ENDIVIDAMENTO PÚBLICO EM ALERTA

Dívida bruta do governo geral pode atingir 115% do PIB até 2036, alerta IFI

Ilustração gráfica mostrando a linha ascendente da dívida pública em relação ao PIB.
Gráfico ilustrando a projeção de aumento da dívida pública brasileira.

Relatório da Instituição Fiscal Independente aponta projeção de 115% do PIB em 2036. Especialistas alertam para necessidade de ajustes fiscais e revisão de despesas obrigatórias para evitar trajetória insustentável.

A dívida bruta do governo geral pode alcançar 115% do Produto Interno Bruto (PIB) até 2036, segundo o mais recente Relatório de Acompanhamento Fiscal divulgado pela Instituição Fiscal Independente (IFI). Esta projeção, divulgada nesta sexta-feira, 26/06/2026, revela uma tendência de crescimento contínuo do endividamento público ao longo da próxima década, caso não ocorram alterações significativas na condução da política fiscal.

Alexandre Andrade, diretor da IFI, expressou preocupação com o cenário em entrevista ao CNN Money, mas ressaltou que a situação ainda permite reversão. As projeções foram elaboradas considerando a manutenção das atuais regras fiscais e das condições macroeconômicas vigentes.

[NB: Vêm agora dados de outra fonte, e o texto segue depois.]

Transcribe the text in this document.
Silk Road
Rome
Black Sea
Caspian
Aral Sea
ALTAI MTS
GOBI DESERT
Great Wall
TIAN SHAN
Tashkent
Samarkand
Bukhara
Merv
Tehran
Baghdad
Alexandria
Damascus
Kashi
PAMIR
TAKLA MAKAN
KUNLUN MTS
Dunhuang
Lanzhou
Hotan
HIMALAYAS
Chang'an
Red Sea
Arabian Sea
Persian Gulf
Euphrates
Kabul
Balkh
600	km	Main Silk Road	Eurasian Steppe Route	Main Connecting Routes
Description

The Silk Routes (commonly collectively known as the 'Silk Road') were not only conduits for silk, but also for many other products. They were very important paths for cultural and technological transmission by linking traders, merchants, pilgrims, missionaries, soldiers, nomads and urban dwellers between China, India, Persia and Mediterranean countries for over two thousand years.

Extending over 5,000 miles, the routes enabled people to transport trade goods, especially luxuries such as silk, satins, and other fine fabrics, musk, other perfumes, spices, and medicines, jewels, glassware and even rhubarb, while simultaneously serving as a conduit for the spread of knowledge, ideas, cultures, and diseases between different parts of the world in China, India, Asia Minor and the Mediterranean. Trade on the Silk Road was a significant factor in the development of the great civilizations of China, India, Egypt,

"Ao mesmo tempo em que é preocupante, é também administrável, porque ainda há tempo para se corrigir as trajetórias", afirmou Andrade. Ele explicou que a principal causa para o aumento projetado da dívida são os déficits primários esperados para os próximos anos, os quais, na avaliação da IFI, impediriam a estabilização do endividamento, mesmo com a manutenção das regras fiscais.

Andrade detalhou que as projeções da IFI diferem das do governo por utilizarem premissas macroeconômicas mais conservadoras. Enquanto o Executivo adota estimativas mais otimistas para crescimento econômico, inflação e taxa de juros, a instituição optou por um cenário mais cauteloso. Esses fatores, como o crescimento econômico (que afeta a arrecadação), a inflação (que impacta a correção de despesas) e a taxa Selic (à qual cerca de metade da dívida pública está indexada), influenciam diretamente a dinâmica do endividamento.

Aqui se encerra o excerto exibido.